Душевное успокоение, которого я не испытывал давным-давно, овладело мною на ступеньках этого чужого дома, в деревне, названия которой я толком даже не запомнил. Ребятишки исчезли мгновенно, как стайка воробьят: их голоса и крики доносились теперь с крыльца соседней избы. Босоногая Верунька гонялась за телкой, которая то бросалась в чужие дворы, то останавливалась посреди улицы, опустив низко лобастую голову. И тогда Верунька начинала толкать ее в зад. «Ух ты, дьяволица!» — шипела она, пытаясь стронуть телку, поддавая коленом, упираясь руками в лоснящиеся гладкие бока.

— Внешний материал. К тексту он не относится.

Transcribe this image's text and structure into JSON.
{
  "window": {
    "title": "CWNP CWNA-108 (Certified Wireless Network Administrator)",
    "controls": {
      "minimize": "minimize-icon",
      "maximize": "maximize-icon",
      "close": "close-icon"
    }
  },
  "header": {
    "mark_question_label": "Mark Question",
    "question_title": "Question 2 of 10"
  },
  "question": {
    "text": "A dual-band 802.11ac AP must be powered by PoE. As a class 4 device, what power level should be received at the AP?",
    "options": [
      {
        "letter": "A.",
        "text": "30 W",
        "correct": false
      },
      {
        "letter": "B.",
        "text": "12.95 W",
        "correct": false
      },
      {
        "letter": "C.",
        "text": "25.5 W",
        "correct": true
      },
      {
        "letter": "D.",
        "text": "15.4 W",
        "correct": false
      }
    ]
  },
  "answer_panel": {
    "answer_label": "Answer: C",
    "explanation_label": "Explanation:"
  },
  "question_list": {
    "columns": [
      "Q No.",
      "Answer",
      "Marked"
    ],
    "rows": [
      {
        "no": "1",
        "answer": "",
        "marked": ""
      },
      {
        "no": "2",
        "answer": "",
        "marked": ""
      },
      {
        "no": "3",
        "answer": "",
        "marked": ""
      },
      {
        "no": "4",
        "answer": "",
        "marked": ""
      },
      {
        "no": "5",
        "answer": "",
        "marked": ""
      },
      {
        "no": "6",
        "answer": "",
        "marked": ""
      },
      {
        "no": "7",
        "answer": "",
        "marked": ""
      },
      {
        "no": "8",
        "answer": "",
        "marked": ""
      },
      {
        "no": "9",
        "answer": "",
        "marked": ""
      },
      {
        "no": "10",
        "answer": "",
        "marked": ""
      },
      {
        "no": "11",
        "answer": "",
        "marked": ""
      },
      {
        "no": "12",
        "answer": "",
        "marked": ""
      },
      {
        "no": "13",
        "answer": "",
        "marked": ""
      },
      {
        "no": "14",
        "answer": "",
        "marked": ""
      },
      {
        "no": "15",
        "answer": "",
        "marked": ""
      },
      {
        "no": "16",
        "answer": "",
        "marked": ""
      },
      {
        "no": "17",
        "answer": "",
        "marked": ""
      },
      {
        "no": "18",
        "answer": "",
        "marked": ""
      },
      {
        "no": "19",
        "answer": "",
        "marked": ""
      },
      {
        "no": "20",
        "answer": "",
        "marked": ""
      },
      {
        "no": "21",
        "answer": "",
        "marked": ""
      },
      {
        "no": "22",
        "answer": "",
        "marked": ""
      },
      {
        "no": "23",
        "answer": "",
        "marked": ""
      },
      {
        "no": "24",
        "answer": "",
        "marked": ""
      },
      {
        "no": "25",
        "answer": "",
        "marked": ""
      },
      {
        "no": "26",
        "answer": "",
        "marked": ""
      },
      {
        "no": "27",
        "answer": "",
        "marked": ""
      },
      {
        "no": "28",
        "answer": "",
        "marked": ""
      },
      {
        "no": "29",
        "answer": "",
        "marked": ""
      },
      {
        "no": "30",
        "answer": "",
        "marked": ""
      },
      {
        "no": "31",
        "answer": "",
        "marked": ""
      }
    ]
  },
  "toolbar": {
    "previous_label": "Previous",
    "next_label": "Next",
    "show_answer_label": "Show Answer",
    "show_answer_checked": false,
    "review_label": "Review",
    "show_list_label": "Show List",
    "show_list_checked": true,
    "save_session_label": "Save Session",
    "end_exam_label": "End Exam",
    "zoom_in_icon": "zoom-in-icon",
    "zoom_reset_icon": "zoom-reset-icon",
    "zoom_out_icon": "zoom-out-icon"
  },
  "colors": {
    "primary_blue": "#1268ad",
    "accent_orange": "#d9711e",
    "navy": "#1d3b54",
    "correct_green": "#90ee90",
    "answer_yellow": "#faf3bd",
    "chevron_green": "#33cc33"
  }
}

В воздухе стояла та чуткая полумгла, когда кажется, что вот-вот должно случиться нечто неожиданное, странно-умиротворяющее, способное приглушить все эти нестройные звуки — и стук отбойного молоточка, и пофыркивание «Беларуси», и голоса женщин, перекликающихся в загороде, и всю эту сумятицу деревеньки, отходящей ко сну, но не имеющей сил расстаться с дневными волнениями и заботами. Оно, это ожидаемое, случилось!.. На крыши дворов, на темные шапки тополей, на деревенскую улицу пролилось таинственное сияние. И вскоре над сараюшкой взошла луна — огромная, охватывающая, как мне думалось, полнеба, тревожная в своей багряности, в своей огромности.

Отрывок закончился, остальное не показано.